During the 1980's, Motown continued to sell massive numbers of albums, culminating with Lionel Richie's 1984 Can't Slow Down [Motown 6059], which became the largest selling album in the company's history when it sold 10 million copies worldwide. In 1982, Motown went to a consolidated numbering system for all albums released on the three remaining active labels, Motown, Gordy and Tamla, starting with Motown 6000ML by Bettye Lavette. In addition to the 3 major labels, Motown also released albums in the 6000 series on the Latino label, which was Motown's attempt at a Hispanic label, and Morocco, which stood for Motown Rock Company.

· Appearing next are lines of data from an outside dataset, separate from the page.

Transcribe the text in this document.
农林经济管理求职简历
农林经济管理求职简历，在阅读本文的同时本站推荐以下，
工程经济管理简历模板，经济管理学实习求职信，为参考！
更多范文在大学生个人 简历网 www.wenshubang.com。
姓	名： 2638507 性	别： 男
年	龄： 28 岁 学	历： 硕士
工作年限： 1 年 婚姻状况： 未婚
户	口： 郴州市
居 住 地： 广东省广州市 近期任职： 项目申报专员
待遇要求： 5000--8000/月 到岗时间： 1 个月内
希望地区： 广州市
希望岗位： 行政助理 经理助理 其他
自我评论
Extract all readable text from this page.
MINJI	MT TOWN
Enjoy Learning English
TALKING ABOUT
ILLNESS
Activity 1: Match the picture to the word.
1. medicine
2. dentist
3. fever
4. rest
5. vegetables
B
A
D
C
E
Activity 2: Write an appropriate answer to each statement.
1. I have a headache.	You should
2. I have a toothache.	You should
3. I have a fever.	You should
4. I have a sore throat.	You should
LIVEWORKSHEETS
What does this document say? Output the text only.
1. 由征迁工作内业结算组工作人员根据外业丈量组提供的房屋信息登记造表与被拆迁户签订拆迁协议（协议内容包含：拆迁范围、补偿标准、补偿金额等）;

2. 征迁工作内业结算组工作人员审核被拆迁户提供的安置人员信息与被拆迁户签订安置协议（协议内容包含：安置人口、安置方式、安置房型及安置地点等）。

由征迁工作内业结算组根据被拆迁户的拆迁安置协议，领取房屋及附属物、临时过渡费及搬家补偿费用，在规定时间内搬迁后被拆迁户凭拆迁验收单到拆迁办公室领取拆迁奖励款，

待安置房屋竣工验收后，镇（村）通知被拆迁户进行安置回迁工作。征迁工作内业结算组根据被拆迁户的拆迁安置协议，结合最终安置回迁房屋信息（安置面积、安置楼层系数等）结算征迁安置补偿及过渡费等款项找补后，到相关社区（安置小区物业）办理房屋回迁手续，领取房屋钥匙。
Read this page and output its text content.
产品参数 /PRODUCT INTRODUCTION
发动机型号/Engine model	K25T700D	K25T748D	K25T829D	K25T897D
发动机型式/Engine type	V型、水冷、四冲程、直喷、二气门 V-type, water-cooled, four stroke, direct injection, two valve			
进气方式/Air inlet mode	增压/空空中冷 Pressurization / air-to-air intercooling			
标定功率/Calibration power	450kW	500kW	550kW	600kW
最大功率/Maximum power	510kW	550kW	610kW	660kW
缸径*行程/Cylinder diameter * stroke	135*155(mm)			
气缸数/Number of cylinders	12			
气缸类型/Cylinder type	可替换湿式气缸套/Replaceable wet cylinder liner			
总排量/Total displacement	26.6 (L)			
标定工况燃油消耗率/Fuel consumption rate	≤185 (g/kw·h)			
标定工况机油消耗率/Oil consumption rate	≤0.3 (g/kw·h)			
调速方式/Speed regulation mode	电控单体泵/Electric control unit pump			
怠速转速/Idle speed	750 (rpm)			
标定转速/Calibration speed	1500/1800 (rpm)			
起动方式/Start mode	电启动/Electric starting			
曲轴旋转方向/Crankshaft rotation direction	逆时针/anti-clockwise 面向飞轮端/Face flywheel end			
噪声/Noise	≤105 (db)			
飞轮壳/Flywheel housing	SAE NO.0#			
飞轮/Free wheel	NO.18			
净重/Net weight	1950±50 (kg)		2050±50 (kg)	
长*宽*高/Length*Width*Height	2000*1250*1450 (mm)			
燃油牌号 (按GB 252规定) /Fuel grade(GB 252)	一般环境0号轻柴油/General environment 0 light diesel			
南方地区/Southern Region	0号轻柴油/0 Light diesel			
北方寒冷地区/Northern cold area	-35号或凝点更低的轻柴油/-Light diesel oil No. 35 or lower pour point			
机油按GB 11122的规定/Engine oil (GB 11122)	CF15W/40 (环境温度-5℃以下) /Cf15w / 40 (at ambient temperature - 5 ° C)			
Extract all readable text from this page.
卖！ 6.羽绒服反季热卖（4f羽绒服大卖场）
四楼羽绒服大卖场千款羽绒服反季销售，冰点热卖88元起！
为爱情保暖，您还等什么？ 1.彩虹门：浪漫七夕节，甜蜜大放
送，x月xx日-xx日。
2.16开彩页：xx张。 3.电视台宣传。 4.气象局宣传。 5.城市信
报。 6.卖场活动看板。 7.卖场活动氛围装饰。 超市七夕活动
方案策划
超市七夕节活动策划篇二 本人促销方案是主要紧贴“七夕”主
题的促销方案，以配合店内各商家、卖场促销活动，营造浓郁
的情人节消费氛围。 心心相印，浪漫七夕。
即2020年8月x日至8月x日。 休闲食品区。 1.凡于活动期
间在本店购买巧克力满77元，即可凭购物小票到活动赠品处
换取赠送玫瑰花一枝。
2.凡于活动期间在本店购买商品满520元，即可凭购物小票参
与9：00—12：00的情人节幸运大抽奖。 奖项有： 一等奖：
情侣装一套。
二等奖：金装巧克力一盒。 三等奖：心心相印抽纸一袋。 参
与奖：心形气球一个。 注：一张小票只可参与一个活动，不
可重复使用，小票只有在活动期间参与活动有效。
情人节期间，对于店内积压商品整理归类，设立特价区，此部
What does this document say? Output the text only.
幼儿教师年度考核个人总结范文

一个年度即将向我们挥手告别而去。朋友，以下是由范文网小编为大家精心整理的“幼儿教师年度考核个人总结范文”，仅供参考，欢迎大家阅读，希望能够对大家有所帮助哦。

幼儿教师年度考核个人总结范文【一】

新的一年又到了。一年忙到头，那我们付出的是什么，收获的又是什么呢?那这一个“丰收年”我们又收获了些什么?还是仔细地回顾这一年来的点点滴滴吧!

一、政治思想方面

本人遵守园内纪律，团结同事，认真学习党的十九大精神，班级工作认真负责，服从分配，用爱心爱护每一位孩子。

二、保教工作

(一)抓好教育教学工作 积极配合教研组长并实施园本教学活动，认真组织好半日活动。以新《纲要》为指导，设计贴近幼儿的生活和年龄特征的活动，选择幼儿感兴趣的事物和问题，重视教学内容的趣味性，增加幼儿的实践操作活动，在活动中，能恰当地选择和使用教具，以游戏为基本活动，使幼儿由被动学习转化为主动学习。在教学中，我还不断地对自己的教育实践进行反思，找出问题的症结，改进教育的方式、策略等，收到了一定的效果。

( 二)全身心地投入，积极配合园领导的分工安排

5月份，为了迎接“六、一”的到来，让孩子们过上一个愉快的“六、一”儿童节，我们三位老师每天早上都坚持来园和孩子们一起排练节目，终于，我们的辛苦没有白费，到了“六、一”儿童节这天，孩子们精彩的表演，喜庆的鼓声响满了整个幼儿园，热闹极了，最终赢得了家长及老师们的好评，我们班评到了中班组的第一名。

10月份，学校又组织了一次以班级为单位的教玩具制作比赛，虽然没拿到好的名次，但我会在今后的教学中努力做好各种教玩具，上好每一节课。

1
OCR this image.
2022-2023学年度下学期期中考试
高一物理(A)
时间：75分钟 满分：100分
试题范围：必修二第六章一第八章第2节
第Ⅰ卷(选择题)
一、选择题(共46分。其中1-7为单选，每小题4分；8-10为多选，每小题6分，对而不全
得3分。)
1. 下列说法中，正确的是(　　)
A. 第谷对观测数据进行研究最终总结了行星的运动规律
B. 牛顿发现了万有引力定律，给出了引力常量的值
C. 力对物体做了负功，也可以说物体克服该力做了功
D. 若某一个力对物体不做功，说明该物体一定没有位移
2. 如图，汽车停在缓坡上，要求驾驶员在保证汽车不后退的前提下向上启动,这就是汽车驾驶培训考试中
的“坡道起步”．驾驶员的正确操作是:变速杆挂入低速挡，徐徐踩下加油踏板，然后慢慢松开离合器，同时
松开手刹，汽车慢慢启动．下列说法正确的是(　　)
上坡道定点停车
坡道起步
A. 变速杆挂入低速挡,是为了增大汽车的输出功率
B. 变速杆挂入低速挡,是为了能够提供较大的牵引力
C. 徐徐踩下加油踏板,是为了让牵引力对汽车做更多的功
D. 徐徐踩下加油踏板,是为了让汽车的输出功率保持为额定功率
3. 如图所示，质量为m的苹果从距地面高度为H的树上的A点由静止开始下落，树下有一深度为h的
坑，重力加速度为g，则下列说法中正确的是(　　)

In June 1988, Berry Gordy sold Motown Records to a partnership between MCA and Boston Ventures, with Gordy retaining the ownership of the Jobete Publishing catalog. Berry Gordy was always the consummate businessman. As good as he was as a judge of talent and hit songs, he was most of all an entrepreneur who transformed a $800 loan into the largest black owned business in United States history. In 1976, he pretty much summed it up when he said, "I earned 367 million dollars in 16 years. I must be doing something right"!
Even though Motown sold millions more albums during the 1970s and 1980s then it had in the 1960s, Motown will always be remembered for the music it created during the 1960s that was heard on the tinny radios in automobiles as teenagers cruised the streets and highways. Never in history has one company produced so many top ten hits as Motown did during that marvelous decade. Today's commercials and movies are testimony to the great Motown songs of the '60s which are heard more than ever before.